Wednesday, April 17, 2013

Protecting your content on the web

Content is King, or so most marketers say.  It is for good reason that marketers have such high regard for quality content.  The normal sales cycle begins with discovery.  You can't buy something if you don't know it exists.  And thus, most content marketing strategies are aimed at increasing engagement with your potential customers during the discovery phase.

High quality content is informative, captivating, and begs to be shared.  This increases inbound links, visitors, and ultimately sales.  So, content is not only king, it is also gold.  But there's one problem.  High quality content isn't easy to make.

The web is an infinitely large place with far more content than any person could consume.  This leads some companies to believe that stealing content is easier than making it, and hard to catch.  

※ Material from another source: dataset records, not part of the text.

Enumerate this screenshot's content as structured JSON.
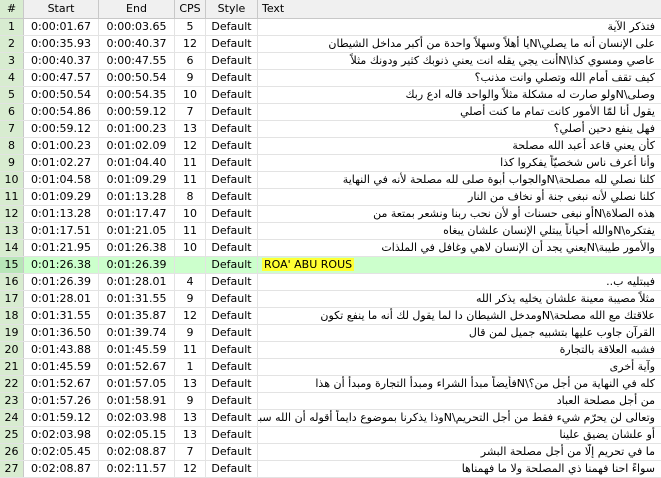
{
  "columns": [
    "#",
    "Start",
    "End",
    "CPS",
    "Style",
    "Text"
  ],
  "rows": [
    {
      "n": "1",
      "start": "0:00:01.67",
      "end": "0:00:03.65",
      "cps": "5",
      "style": "Default",
      "text": "فتذكر الآية"
    },
    {
      "n": "2",
      "start": "0:00:35.93",
      "end": "0:00:40.37",
      "cps": "12",
      "style": "Default",
      "text": "على الإنسان أنه ما يصلي\\Nيا أهلاً وسهلاً واحدة من أكبر مداخل الشيطان"
    },
    {
      "n": "3",
      "start": "0:00:40.37",
      "end": "0:00:47.55",
      "cps": "6",
      "style": "Default",
      "text": "عاصي ومسوي كذا\\Nأنت يجي يقله انت يعني ذنوبك كثير ودونك مثلاً"
    },
    {
      "n": "4",
      "start": "0:00:47.57",
      "end": "0:00:50.54",
      "cps": "9",
      "style": "Default",
      "text": "كيف تقف أمام الله وتصلي وانت مذنب؟"
    },
    {
      "n": "5",
      "start": "0:00:50.54",
      "end": "0:00:54.35",
      "cps": "10",
      "style": "Default",
      "text": "وصلى\\Nولو صارت له مشكلة مثلاً والواحد قاله ادع ربك"
    },
    {
      "n": "6",
      "start": "0:00:54.86",
      "end": "0:00:59.12",
      "cps": "7",
      "style": "Default",
      "text": "يقول أنا لمّا الأمور كانت تمام ما كنت أصلي"
    },
    {
      "n": "7",
      "start": "0:00:59.12",
      "end": "0:01:00.23",
      "cps": "13",
      "style": "Default",
      "text": "فهل ينفع دحين أصلي؟"
    },
    {
      "n": "8",
      "start": "0:01:00.23",
      "end": "0:01:02.09",
      "cps": "12",
      "style": "Default",
      "text": "كأن يعني قاعد أعبد الله مصلحة"
    },
    {
      "n": "9",
      "start": "0:01:02.27",
      "end": "0:01:04.40",
      "cps": "11",
      "style": "Default",
      "text": "وأنا أعرف ناس شخصيّاً يفكروا كذا"
    },
    {
      "n": "10",
      "start": "0:01:04.58",
      "end": "0:01:09.29",
      "cps": "11",
      "style": "Default",
      "text": "كلنا نصلي لله مصلحة\\Nوالجواب أبوة صلى لله مصلحة لأنه في النهاية"
    },
    {
      "n": "11",
      "start": "0:01:09.29",
      "end": "0:01:13.28",
      "cps": "8",
      "style": "Default",
      "text": "كلنا نصلي لأنه نبغى جنة أو نخاف من النار"
    },
    {
      "n": "12",
      "start": "0:01:13.28",
      "end": "0:01:17.47",
      "cps": "10",
      "style": "Default",
      "text": "هذه الصلاة\\Nأو نبغى حسنات أو لأن نحب ربنا ونشعر بمتعة من"
    },
    {
      "n": "13",
      "start": "0:01:17.51",
      "end": "0:01:21.05",
      "cps": "11",
      "style": "Default",
      "text": "يفتكره\\Nوالله أحياناً يبتلي الإنسان علشان يبغاه"
    },
    {
      "n": "14",
      "start": "0:01:21.95",
      "end": "0:01:26.38",
      "cps": "10",
      "style": "Default",
      "text": "والأمور طيبة\\Nيعني يجد أن الإنسان لاهي وغافل في الملذات"
    },
    {
      "n": "15",
      "start": "0:01:26.38",
      "end": "0:01:26.39",
      "cps": "",
      "style": "Default",
      "text": "ROA' ABU ROUS"
    },
    {
      "n": "16",
      "start": "0:01:26.39",
      "end": "0:01:28.01",
      "cps": "4",
      "style": "Default",
      "text": "فيبتليه ب.."
    },
    {
      "n": "17",
      "start": "0:01:28.01",
      "end": "0:01:31.55",
      "cps": "9",
      "style": "Default",
      "text": "مثلاً مصيبة معينة علشان يخليه يذكر الله"
    },
    {
      "n": "18",
      "start": "0:01:31.55",
      "end": "0:01:35.87",
      "cps": "12",
      "style": "Default",
      "text": "علاقتك مع الله مصلحة\\Nومدخل الشيطان دا لما يقول لك أنه ما ينفع تكون"
    },
    {
      "n": "19",
      "start": "0:01:36.50",
      "end": "0:01:39.74",
      "cps": "9",
      "style": "Default",
      "text": "القرآن جاوب عليها بتشبيه جميل لمن قال"
    },
    {
      "n": "20",
      "start": "0:01:43.88",
      "end": "0:01:45.59",
      "cps": "11",
      "style": "Default",
      "text": "فشبه العلاقة بالتجارة"
    },
    {
      "n": "21",
      "start": "0:01:45.59",
      "end": "0:01:52.67",
      "cps": "1",
      "style": "Default",
      "text": "وآية أخرى"
    },
    {
      "n": "22",
      "start": "0:01:52.67",
      "end": "0:01:57.05",
      "cps": "13",
      "style": "Default",
      "text": "كله في النهاية من أجل من؟\\Nفأيضاً مبدأ الشراء ومبدأ التجارة ومبدأ أن هذا"
    },
    {
      "n": "23",
      "start": "0:01:57.26",
      "end": "0:01:58.91",
      "cps": "9",
      "style": "Default",
      "text": "من أجل مصلحة العباد"
    },
    {
      "n": "24",
      "start": "0:01:59.12",
      "end": "0:02:03.98",
      "cps": "13",
      "style": "Default",
      "text": "وتعالى لن يحرّم شيء فقط من أجل التحريم\\Nوذا يذكرنا بموضوع دايماً أقوله أن الله سبحانه"
    },
    {
      "n": "25",
      "start": "0:02:03.98",
      "end": "0:02:05.15",
      "cps": "13",
      "style": "Default",
      "text": "أو علشان يضيق علينا"
    },
    {
      "n": "26",
      "start": "0:02:05.45",
      "end": "0:02:08.87",
      "cps": "7",
      "style": "Default",
      "text": "ما في تحريم إلّا من أجل مصلحة البشر"
    },
    {
      "n": "27",
      "start": "0:02:08.87",
      "end": "0:02:11.57",
      "cps": "12",
      "style": "Default",
      "text": "سواءً احنا فهمنا ذي المصلحة ولا ما فهمناها"
    }
  ],
  "selected_row": "15",
  "colors": {
    "selected_bg": "#ccffcc",
    "highlight": "#ffff33",
    "number_col_bg": "#d8ecd0"
  }
}
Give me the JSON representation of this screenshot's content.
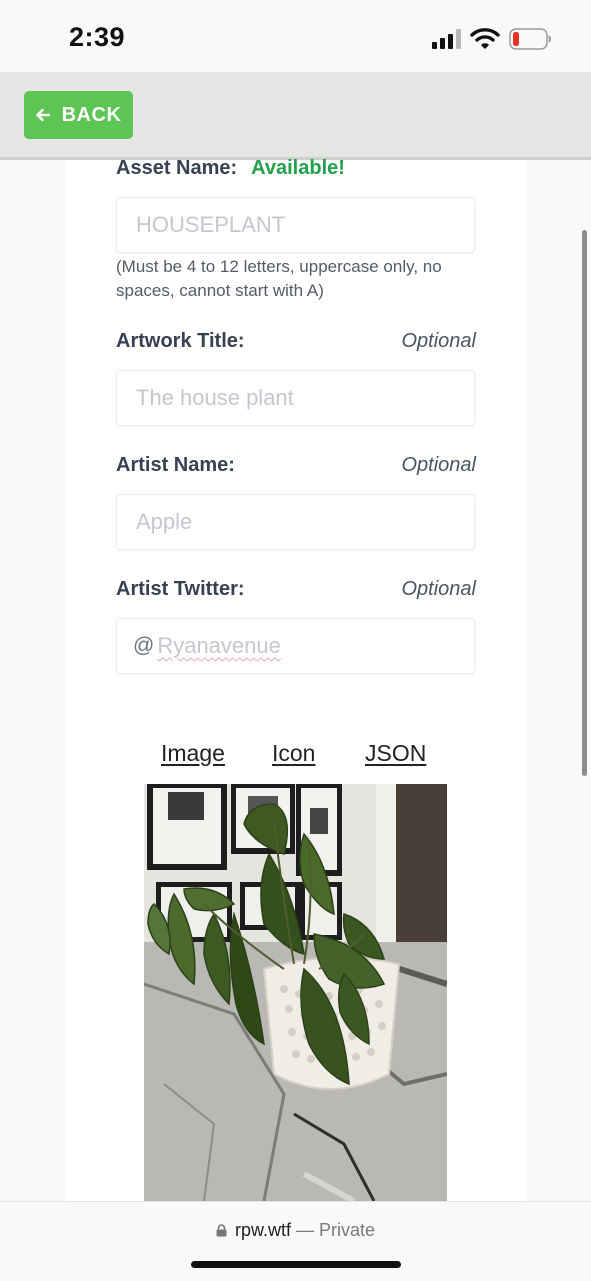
{
  "status_bar": {
    "time": "2:39",
    "icons": [
      "cellular-signal-icon",
      "wifi-icon",
      "battery-low-icon"
    ]
  },
  "header": {
    "back_label": "BACK"
  },
  "form": {
    "asset_name": {
      "label": "Asset Name:",
      "status": "Available!",
      "value": "HOUSEPLANT",
      "hint": "(Must be 4 to 12 letters, uppercase only, no spaces, cannot start with A)"
    },
    "artwork_title": {
      "label": "Artwork Title:",
      "optional": "Optional",
      "value": "The house plant"
    },
    "artist_name": {
      "label": "Artist Name:",
      "optional": "Optional",
      "value": "Apple"
    },
    "artist_twitter": {
      "label": "Artist Twitter:",
      "optional": "Optional",
      "prefix": "@",
      "value": "Ryanavenue"
    }
  },
  "links": {
    "image": "Image",
    "icon": "Icon",
    "json": "JSON"
  },
  "browser": {
    "domain": "rpw.wtf",
    "mode": "— Private"
  },
  "colors": {
    "back_button": "#5cc553",
    "available_text": "#22a04b"
  }
}
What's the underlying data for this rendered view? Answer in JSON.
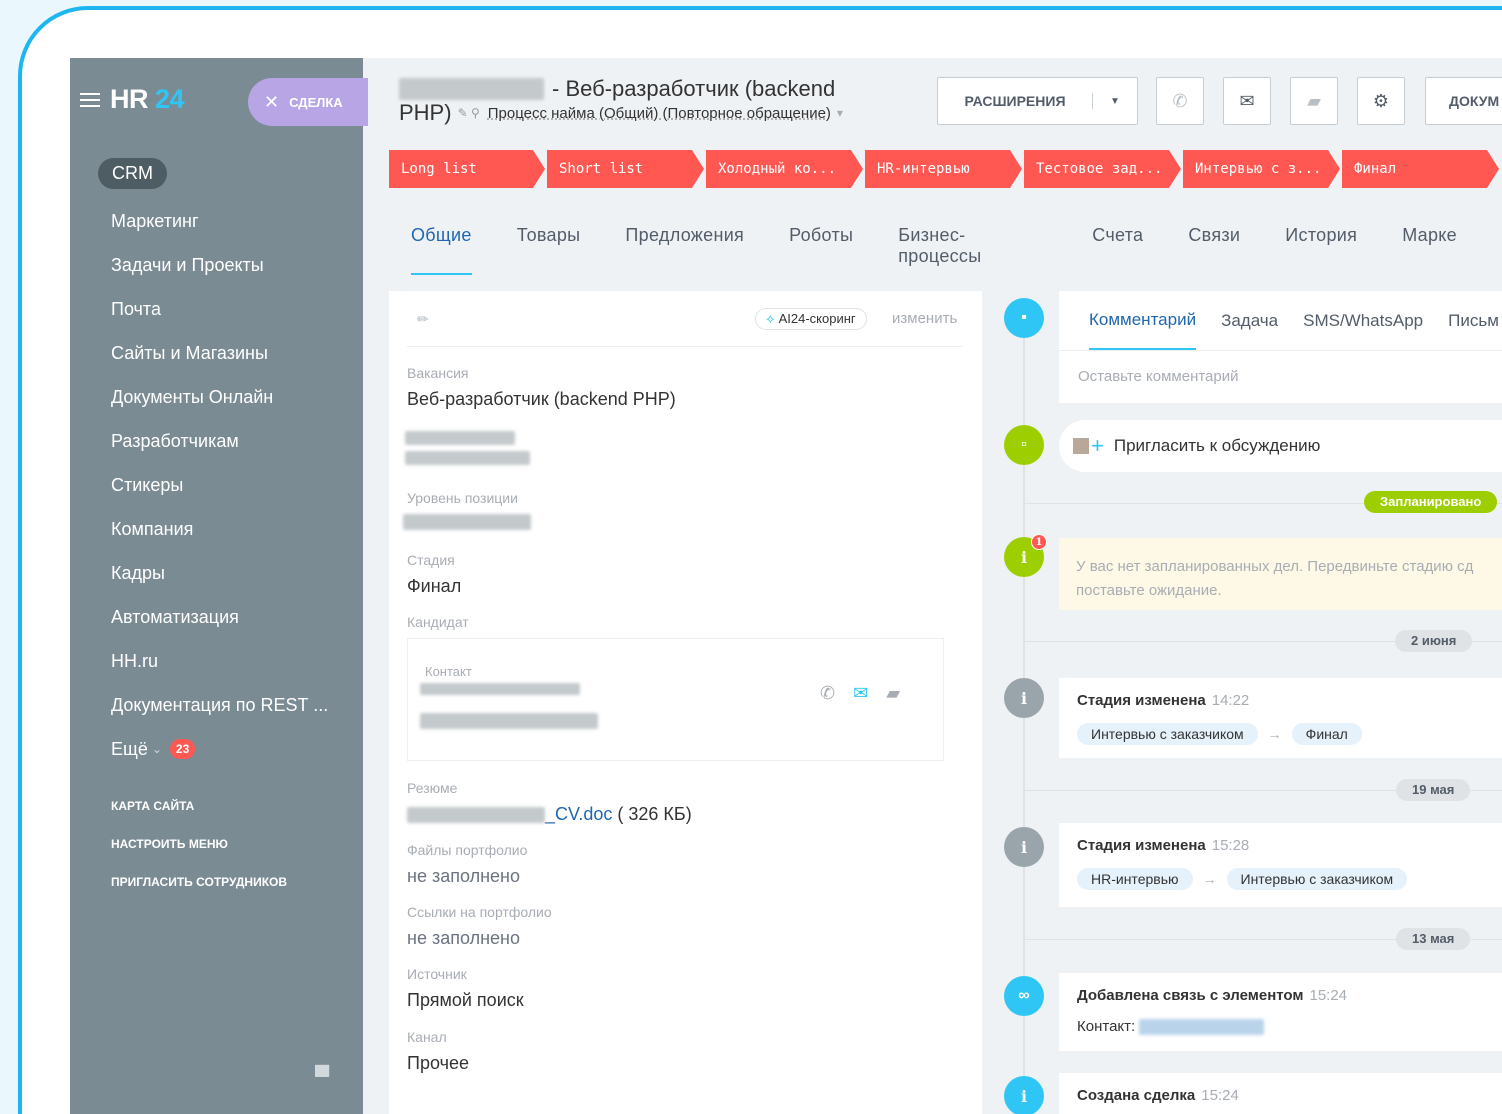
{
  "sidebar": {
    "brand_prefix": "HR",
    "brand_number": "24",
    "deal_label": "СДЕЛКА",
    "crm_label": "CRM",
    "items": [
      "Маркетинг",
      "Задачи и Проекты",
      "Почта",
      "Сайты и Магазины",
      "Документы Онлайн",
      "Разработчикам",
      "Стикеры",
      "Компания",
      "Кадры",
      "Автоматизация",
      "HH.ru",
      "Документация по REST ..."
    ],
    "more_label": "Ещё",
    "more_arrow": "⌄",
    "more_count": "23",
    "small_links": [
      "КАРТА САЙТА",
      "НАСТРОИТЬ МЕНЮ",
      "ПРИГЛАСИТЬ СОТРУДНИКОВ"
    ]
  },
  "header": {
    "title_part": "- Веб-разработчик (backend",
    "title_part2": "PHP)",
    "process": "Процесс найма (Общий) (Повторное обращение)",
    "extensions_label": "РАСШИРЕНИЯ",
    "docs_label": "ДОКУМ"
  },
  "stages": [
    "Long list",
    "Short list",
    "Холодный ко...",
    "HR-интервью",
    "Тестовое зад...",
    "Интервью с з...",
    "Финал"
  ],
  "tabs": [
    "Общие",
    "Товары",
    "Предложения",
    "Роботы",
    "Бизнес-процессы",
    "Счета",
    "Связи",
    "История",
    "Марке"
  ],
  "card": {
    "ai_label": "AI24-скоринг",
    "change_label": "изменить",
    "vacancy_label": "Вакансия",
    "vacancy_value": "Веб-разработчик (backend PHP)",
    "level_label": "Уровень позиции",
    "stage_label": "Стадия",
    "stage_value": "Финал",
    "candidate_label": "Кандидат",
    "contact_label": "Контакт",
    "resume_label": "Резюме",
    "resume_file": "_CV.doc",
    "resume_size": "( 326 КБ)",
    "portfolio_files_label": "Файлы портфолио",
    "portfolio_files_value": "не заполнено",
    "portfolio_links_label": "Ссылки на портфолио",
    "portfolio_links_value": "не заполнено",
    "source_label": "Источник",
    "source_value": "Прямой поиск",
    "channel_label": "Канал",
    "channel_value": "Прочее"
  },
  "timeline": {
    "editor_tabs": [
      "Комментарий",
      "Задача",
      "SMS/WhatsApp",
      "Письм"
    ],
    "comment_placeholder": "Оставьте комментарий",
    "invite_label": "Пригласить к обсуждению",
    "planned_label": "Запланировано",
    "warning_count": "1",
    "warning_line1": "У вас нет запланированных дел. Передвиньте стадию сд",
    "warning_line2": "поставьте ожидание.",
    "date1": "2 июня",
    "date2": "19 мая",
    "date3": "13 мая",
    "event1_title": "Стадия изменена",
    "event1_time": "14:22",
    "event1_from": "Интервью с заказчиком",
    "event1_to": "Финал",
    "event2_title": "Стадия изменена",
    "event2_time": "15:28",
    "event2_from": "HR-интервью",
    "event2_to": "Интервью с заказчиком",
    "event3_title": "Добавлена связь с элементом",
    "event3_time": "15:24",
    "event3_body": "Контакт:",
    "event4_title": "Создана сделка",
    "event4_time": "15:24"
  },
  "colors": {
    "accent": "#2fc6f6",
    "stage_red": "#ff5752",
    "green": "#9dcf00",
    "link": "#2067b0"
  }
}
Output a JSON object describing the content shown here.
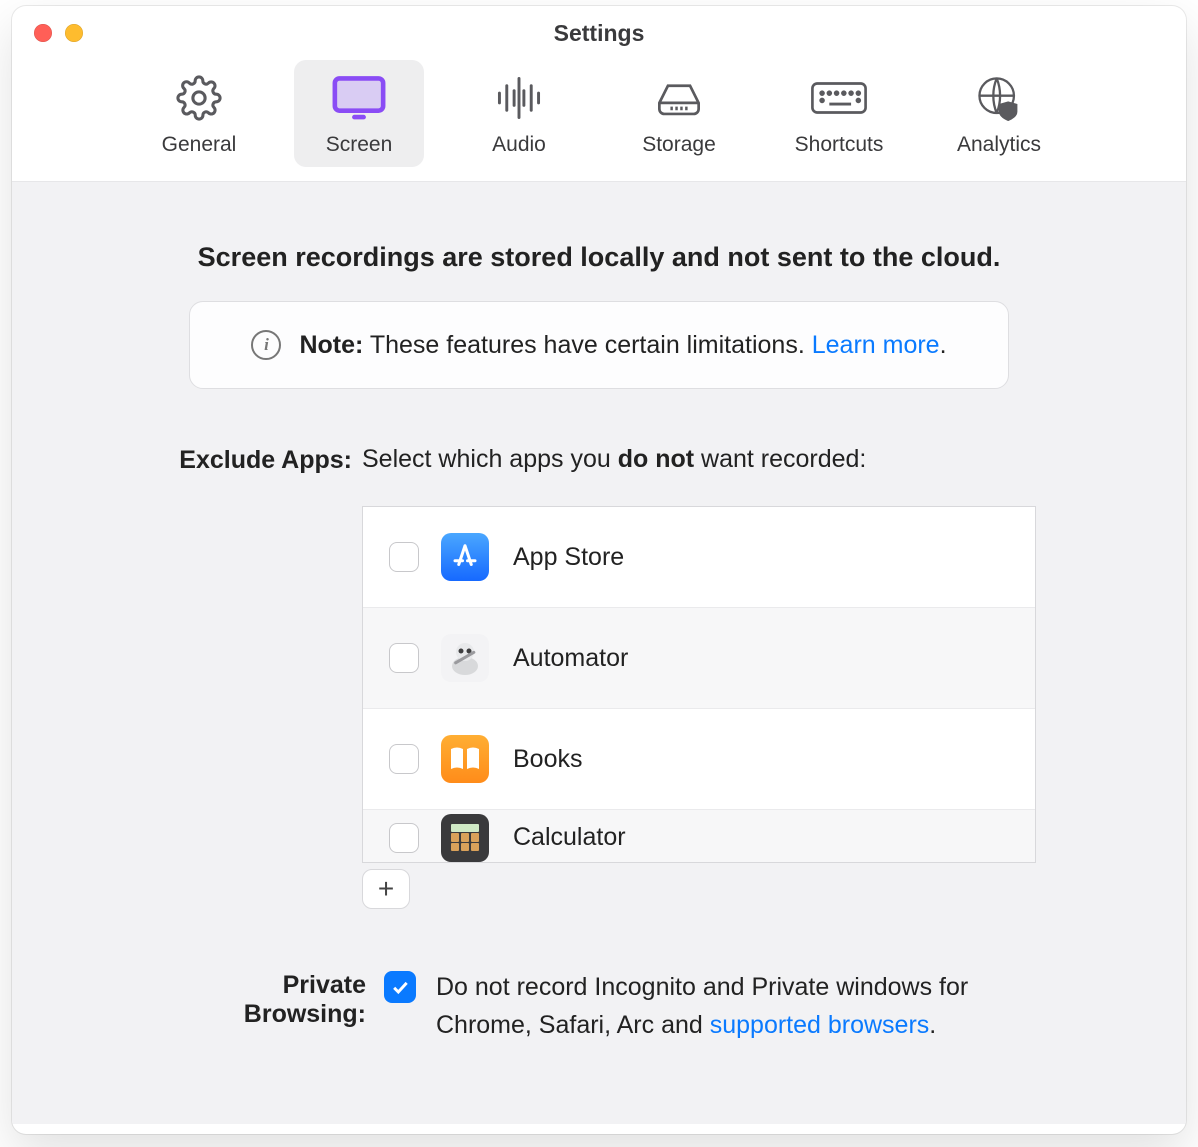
{
  "window": {
    "title": "Settings"
  },
  "tabs": {
    "general": {
      "label": "General"
    },
    "screen": {
      "label": "Screen",
      "selected": true
    },
    "audio": {
      "label": "Audio"
    },
    "storage": {
      "label": "Storage"
    },
    "shortcuts": {
      "label": "Shortcuts"
    },
    "analytics": {
      "label": "Analytics"
    }
  },
  "screen": {
    "headline": "Screen recordings are stored locally and not sent to the cloud.",
    "note": {
      "label": "Note:",
      "text": " These features have certain limitations. ",
      "link": "Learn more",
      "suffix": "."
    },
    "exclude": {
      "label": "Exclude Apps:",
      "prompt_pre": "Select which apps you ",
      "prompt_bold": "do not",
      "prompt_post": " want recorded:",
      "apps": [
        {
          "name": "App Store",
          "checked": false
        },
        {
          "name": "Automator",
          "checked": false
        },
        {
          "name": "Books",
          "checked": false
        },
        {
          "name": "Calculator",
          "checked": false
        }
      ],
      "add": "+"
    },
    "privateBrowsing": {
      "label": "Private Browsing:",
      "checked": true,
      "text_pre": "Do not record Incognito and Private windows for Chrome, Safari, Arc and ",
      "link": "supported browsers",
      "text_post": "."
    }
  }
}
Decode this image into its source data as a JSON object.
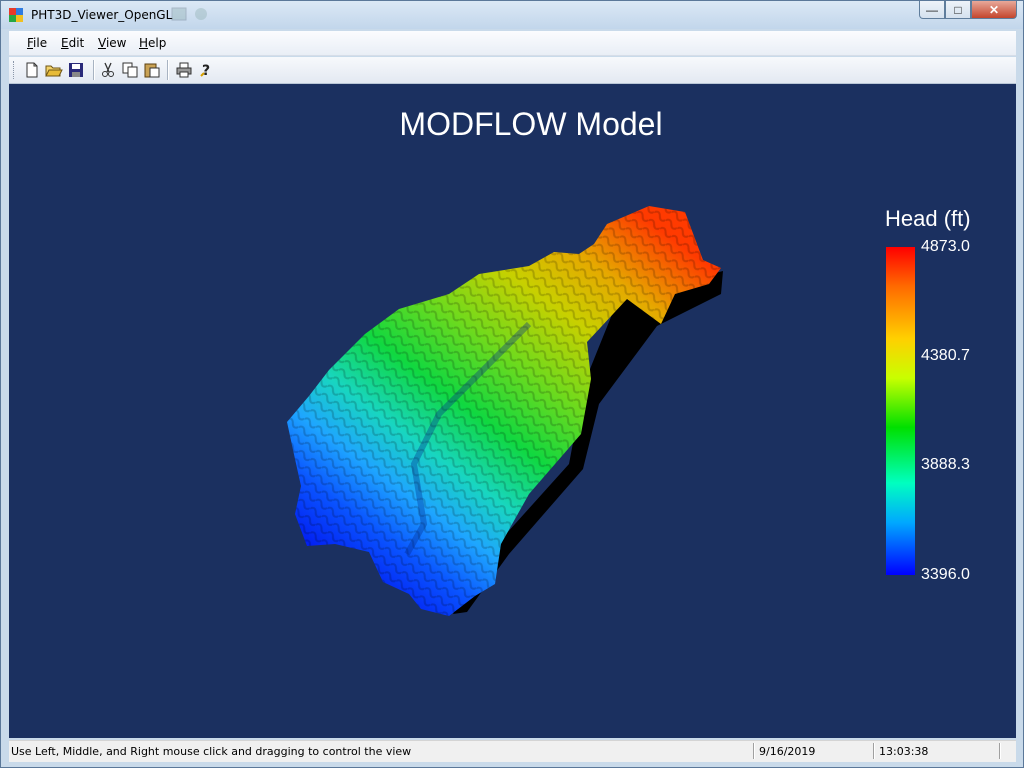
{
  "window": {
    "title": "PHT3D_Viewer_OpenGL",
    "minimize_label": "—",
    "maximize_label": "□",
    "close_label": "✕"
  },
  "menu": {
    "items": [
      {
        "label": "File",
        "accel": "F"
      },
      {
        "label": "Edit",
        "accel": "E"
      },
      {
        "label": "View",
        "accel": "V"
      },
      {
        "label": "Help",
        "accel": "H"
      }
    ]
  },
  "toolbar": {
    "buttons": [
      "new-file-icon",
      "open-folder-icon",
      "save-icon",
      "cut-icon",
      "copy-icon",
      "paste-icon",
      "print-icon",
      "help-icon"
    ]
  },
  "viewport": {
    "title": "MODFLOW Model",
    "background": "#1b3060"
  },
  "legend": {
    "title": "Head (ft)",
    "ticks": [
      "4873.0",
      "4380.7",
      "3888.3",
      "3396.0"
    ],
    "max": 4873.0,
    "min": 3396.0
  },
  "status": {
    "message": "Use Left, Middle, and Right mouse click and dragging to control the view",
    "date": "9/16/2019",
    "time": "13:03:38"
  }
}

I once knew of a company that was scraping content (stealing content by means of a computer script) from various websites and reselling it to their customers.  This business model netted over $20MM each month.  (M is the roman numeral for 1000, so 1000 x 1000 = 1,000,000)  

If you are creating original high quality content, you may be feeding companies that make money from stolen content, or worse, your competitors may be using it to drive their sales.

I believe in a free and open world where knowledge is shared, but I also believe credit should be given where due.  The best way to protect your content isn't to lock it up and force people to look at it in a maximum security environment.  The best way to protect your content and grow from it is to share it and get credit.

For images and video, this means putting your logo on them.  If someone is siphoning bandwidth by serving the image from your servers, you can limit access to images or serve up a different image that brings people back to your site.

For ebooks and blogs, it means adding links back to your site and referencing your company and other content.  It also means taking advantage of microdata to let indexing bots like search engines know you are the original author.

You'll never be able to stop all the die hard forgers who go to great lengths to recreate your original work.  But, the further your content spreads, the more people it will touch, even if it is stolen.  If you give those readers a clear path back to you, getting your content stolen is almost a strategy.